A further point about all the press Hillary Clinton's health plan has received in the last three weeks: a lot of ink has been spilled on the specter of the 1993 debacle. Would Hillary repeat the mistakes that sunk her first effort? At first, the Entrepreneurial Agenda wanted to stay clear of that debate; it struck EA as superficial politics. But we've had a change of heart -- what politics isn't superficial? Besides, it raises a fair point: having a plan is one thing, but having the political skills to see it enacted is quite another.
In a long and deeply reported story that ran last November, the Atlantic's Josh Green investigated Clinton's work in the Senate and found that she had learned quite a bit from that early failure. (Clear your calendar and read the piece here.) Most of us saw only the anxious Harry and Louise fret about it on TV, but Green reports how in Washington another drama quietly unfolded. Mindful of the opposition universal heath care has generated over the years, the Clintons began their initiative by shutting everybody out -- industry lobbyists, sure, but also cabinet secretaries, and, most important, legislators. As Green recounted it, the White House then tried to ram its radical plan through Congress by attaching it to a budget bill, angering a key senator, Robert Byrd of West Virginia -- a Democrat, no less. When that failed, Hillary Clinton was unable to make the compromises necessary to get an alternative through Capitol Hill. "She was focusing on the delivery of health care," a close friend recounted to Green. "She was utterly and totally tone-deaf to the politics."
What a difference 13 years makes. Green described how since becoming a Senator, Clinton has carefully cultivated her colleagues. ("It's a lot like pledging a fraternity: you make a big show of deference by abasing yourself before your elders.") She went so far as to schedule a meeting with Byrd. "Clinton asked Byrd for advice on being a good senator, and got a primer on how to comport herself," Green reported. That sort of groundwork appeared in the build-up to the announcement a couple weeks ago. For months, the Wall Street Journal reported, Clinton met one-on-one with leaders across the corporate world, including the insurance industry. She even briefed the often-hostile NFIB before briefing the public.

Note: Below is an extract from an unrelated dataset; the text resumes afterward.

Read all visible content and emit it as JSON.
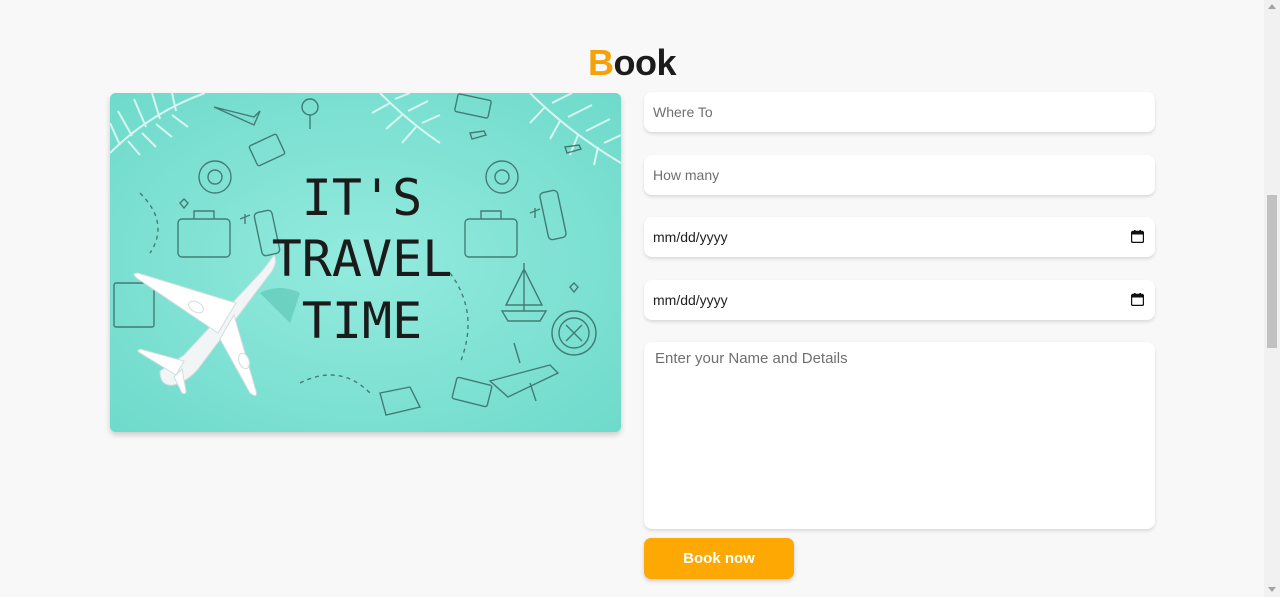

By the end of his story, Green "wondered if Clinton learned the lesson of the health-care disaster too well, whether she has so embraced caution and compromise that she can no longer judge what merits taking political risks....Today Clinton offers no big ideas, no crusading causes -- by her own tacit admission, no evidence of bravery in the service of a larger ideal." It's a fair charge (and one that could have probably been leveled at her husband, too), but maybe a touch dated when it comes to health care. Her proposal -- like Richardson's, and Edward's, and Obama's -- is a big idea, and should she get elected, the habits Clinton acquired in the Senate could go a long way toward seeing it become law.